したがって,本件各減額請求の当否及び相当純賃料の額は,本件各減額請求の直近合意賃料である本件賃貸借契約締結時の純賃料を基にして,同純賃料が合意された日から本件各減額請求の日までの間の経済事情の変動等を考慮して判断されなければならず,その際,本件自動増額特約の存在及びこれが定められるに至った経緯等も重要な考慮事情になるとしても,本件自動増額特約によって増額された純賃料を基にして,増額前の経済事情の変動等を考慮の対象から除外し,増額された日から減額請求の日までの間に限定して,その間の経済事情の変動等を考慮して判断することは許されないものといわなければならない。本件自動増額特約によって増額された純賃料は,本件賃貸契約締結時における将来の経済事情等の予測に基づくものであり,自動増額時の経済事情等の下での相当な純賃料として当事者が現実に合意したものではないから,本件各減額請求の当否及び相当純賃料の額を判断する際の基準となる直近合意賃料と認めることはできない。

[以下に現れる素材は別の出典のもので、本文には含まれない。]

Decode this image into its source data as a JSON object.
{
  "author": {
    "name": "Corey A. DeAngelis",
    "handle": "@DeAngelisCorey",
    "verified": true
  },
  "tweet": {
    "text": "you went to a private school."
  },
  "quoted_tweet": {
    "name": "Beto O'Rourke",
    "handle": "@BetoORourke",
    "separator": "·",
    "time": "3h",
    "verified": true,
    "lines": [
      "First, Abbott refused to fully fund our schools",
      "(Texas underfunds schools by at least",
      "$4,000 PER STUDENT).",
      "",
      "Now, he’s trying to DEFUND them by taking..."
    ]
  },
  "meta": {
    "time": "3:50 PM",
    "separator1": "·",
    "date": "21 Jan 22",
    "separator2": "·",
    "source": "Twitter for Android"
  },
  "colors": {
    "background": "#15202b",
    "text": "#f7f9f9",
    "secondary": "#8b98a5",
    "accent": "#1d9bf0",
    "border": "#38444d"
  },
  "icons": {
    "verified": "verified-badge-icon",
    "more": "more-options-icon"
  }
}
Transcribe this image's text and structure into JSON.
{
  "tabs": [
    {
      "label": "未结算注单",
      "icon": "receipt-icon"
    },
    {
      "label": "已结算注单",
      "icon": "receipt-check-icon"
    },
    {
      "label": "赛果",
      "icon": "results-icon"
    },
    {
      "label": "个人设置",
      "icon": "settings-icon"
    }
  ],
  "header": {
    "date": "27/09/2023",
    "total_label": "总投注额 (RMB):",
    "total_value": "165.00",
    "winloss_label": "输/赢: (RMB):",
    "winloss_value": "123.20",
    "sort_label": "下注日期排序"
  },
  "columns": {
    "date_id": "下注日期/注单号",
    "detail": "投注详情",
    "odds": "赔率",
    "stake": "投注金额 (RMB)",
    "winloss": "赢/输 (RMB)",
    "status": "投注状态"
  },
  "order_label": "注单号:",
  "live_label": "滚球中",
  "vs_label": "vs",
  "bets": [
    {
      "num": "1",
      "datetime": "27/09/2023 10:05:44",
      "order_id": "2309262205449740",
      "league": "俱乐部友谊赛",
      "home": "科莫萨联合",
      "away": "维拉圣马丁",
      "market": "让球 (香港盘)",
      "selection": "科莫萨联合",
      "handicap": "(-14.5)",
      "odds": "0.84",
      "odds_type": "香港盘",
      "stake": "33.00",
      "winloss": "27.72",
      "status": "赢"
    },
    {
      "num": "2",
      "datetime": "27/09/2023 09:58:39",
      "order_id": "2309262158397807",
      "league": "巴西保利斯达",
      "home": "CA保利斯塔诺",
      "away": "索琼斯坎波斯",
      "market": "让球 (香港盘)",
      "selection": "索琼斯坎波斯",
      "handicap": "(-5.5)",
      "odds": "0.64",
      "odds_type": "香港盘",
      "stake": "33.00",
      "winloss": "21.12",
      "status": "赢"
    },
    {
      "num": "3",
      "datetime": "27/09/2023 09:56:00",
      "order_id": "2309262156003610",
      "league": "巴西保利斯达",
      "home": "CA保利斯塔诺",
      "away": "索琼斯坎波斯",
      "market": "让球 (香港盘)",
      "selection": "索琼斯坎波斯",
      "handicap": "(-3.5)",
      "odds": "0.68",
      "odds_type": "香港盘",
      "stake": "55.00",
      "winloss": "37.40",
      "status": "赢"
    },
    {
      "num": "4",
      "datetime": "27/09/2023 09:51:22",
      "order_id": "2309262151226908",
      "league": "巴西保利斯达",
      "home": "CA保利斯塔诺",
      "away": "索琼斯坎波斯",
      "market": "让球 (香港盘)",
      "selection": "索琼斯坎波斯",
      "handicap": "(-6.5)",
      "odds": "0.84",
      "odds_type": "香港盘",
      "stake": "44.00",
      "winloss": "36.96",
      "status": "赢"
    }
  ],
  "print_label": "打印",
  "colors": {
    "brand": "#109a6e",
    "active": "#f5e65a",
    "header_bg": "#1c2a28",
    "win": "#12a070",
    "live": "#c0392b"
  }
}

しかるに,原審は,第1減額請求については,本件自動増額特約によって平成7年12月1日に増額された純賃料を基にして,同日以降の経済事情の変動等を考慮してその当否を判断し,第2減額請求については,本件自動増額特約によって平成9年12月1日に増額された純賃料を基にして,同日以降の経済事情の変動等を考慮してその当否を判断したものであるから,原審の判断には,法令の解釈を誤った違法があり,この違法が判決に影響を及ぼすことは明らかである。
5 以上によれば,上記と同旨をいう論旨は理由があり,原判決中,上告人の本訴請求に関する部分は破棄を免れない。そこで,本件各減額請求の当否等について更に審理を尽くさせるため,上記の部分につき本件を原審に差し戻すこととする。